Take Libertarian Party members, though: I wouldn't trust them so much as across the street. At the libertarian meetings I attended, the attendees had the glitter of steel shavings in their eyes that Gorky described Lenin as having. If one of the libertarians disagreed with another, he was called a 'statist'-- spit out as if to say 'Trotskite!'.
Politics today is mausoleum.
Two more brief comments on what it is concerning libertarianism that IMO makes it as unappealing as (GOP) Republicanism:
a) Libertarians don't want others to generalize about libertarians, yet they themselves generalize about statists.
b) Libertarianism, as most ideologies, is dominated by men. The Libertarian Party-- for the obvious example-- is clearly a male-dominated enterprise. Whither the liberty in that?
Needs/wants: It's a conceptual error to treat the two as being qualitatively distinct.

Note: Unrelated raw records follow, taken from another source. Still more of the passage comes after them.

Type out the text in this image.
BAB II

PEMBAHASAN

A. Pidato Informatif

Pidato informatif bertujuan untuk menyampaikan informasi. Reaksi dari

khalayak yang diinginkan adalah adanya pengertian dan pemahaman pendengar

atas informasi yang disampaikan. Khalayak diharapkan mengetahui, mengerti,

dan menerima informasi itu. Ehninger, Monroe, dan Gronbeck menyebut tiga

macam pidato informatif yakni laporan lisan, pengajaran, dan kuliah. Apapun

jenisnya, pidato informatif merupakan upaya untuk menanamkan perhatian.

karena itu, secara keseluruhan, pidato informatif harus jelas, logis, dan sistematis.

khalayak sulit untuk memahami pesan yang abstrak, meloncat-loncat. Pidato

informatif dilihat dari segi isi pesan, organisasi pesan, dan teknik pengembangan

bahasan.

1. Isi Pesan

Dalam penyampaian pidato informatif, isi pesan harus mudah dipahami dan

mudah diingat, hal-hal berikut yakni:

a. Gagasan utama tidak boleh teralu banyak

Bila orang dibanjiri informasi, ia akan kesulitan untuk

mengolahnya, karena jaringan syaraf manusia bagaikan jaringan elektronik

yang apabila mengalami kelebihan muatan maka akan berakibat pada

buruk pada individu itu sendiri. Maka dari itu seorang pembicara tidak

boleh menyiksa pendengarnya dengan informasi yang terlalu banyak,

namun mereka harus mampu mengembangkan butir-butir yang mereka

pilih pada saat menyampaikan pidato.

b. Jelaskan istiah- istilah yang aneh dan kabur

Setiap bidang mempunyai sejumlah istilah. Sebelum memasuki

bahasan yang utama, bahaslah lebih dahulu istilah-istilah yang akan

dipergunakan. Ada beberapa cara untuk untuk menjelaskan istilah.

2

There are _contingent_ needs of course: loosely speaking, I 'need' to call my mum *if* my goal is to reassure her that I'm okay. I 'need' to turn off the heating before leaving *if* my goal is to minimise my utility bill. I 'need' to find food *if* my goal is to prolong my life. But the way the solemn term 'human needs' is used makes it clear that this isn't about contingent needs (I haven't seen 'calling ones mother' ever cited as a human need), it implies objective fact, needs that simply must be met, full stop. But no such needs exist.
To convince yourself of this, remember that the desire to stay alive is itself a 'want', felt with varying strength by different people; Some choose to end their lives, some take bigger risks with their lives than others in order to satisfy other competing desires. Everything that humans value competes on the same 'scale', from the extension of life, to eating chocolate. There are no categorically distinct 'needs', that simply must be met 'full stop'.
The reply might be that 'needs' refers to only those 'wants' that extend human life. This doesn't solve the problem either. Imagine that ten years from now a drug is created that doubles human life expectancy. Is this drug a 'human need'? If so, it must be the case that human needs have never been satisfied before the creation of this drug (but of course the same applies to the improved version of the drug that will be created further into the future, and so on--'human needs' will never be met, so we needn't talk about them). On the other hand, if this drug is not a 'human need' (but food and water are), why not?
These problems all go away when we remove the artificial distinction between needs and wants. What we call 'needs' are really 'wants' that _most_ people value very highly (eg. the extension of life, and indirectly food, water and shelter as proxies for that). There are no 'human needs', and markets are the best system we know of for satisfying subjective 'wants'.
"libertarians are anti coercion, not anti-park bench."
Don't know, we'll see. It is difficult to trust anyone anymore. At any rate, I'm not an expert on anything but futurism, which is a racket like everything outside of pure science; we will see if libertarians are in fact serious. It isn't paranoid to assume, though, that many libertarians-- lets conservatively estimate the the number at 40 percent-- want the state to help their people, if not themselves. So here is a question: if 40 percent of Communists (real Commies, not goo goo commies) are kill-crazy and do not really want to free laborers, then what do you think of Communism?: not a whole lot. Libertarians at this time do not convince me personally at all- esp. of their comprehensive sincerity. All matters are basically matters of life & death, which is why people play for keeps. Anyone who wants excessive power is my enemy, and if they hide behind diplomatic public relations plus other subterfuges then that goes double.
It has been a long game-- but the game is over. There are not enough people to con anymore to make it worthwhile, IMO. But go ahead, try. Just please: no injured innocence. No "poor little innocent libertarian who wouldn't hurt a fly."
If someone needs others to con they can as a last resort choose family members as victims, kin are captive audiences.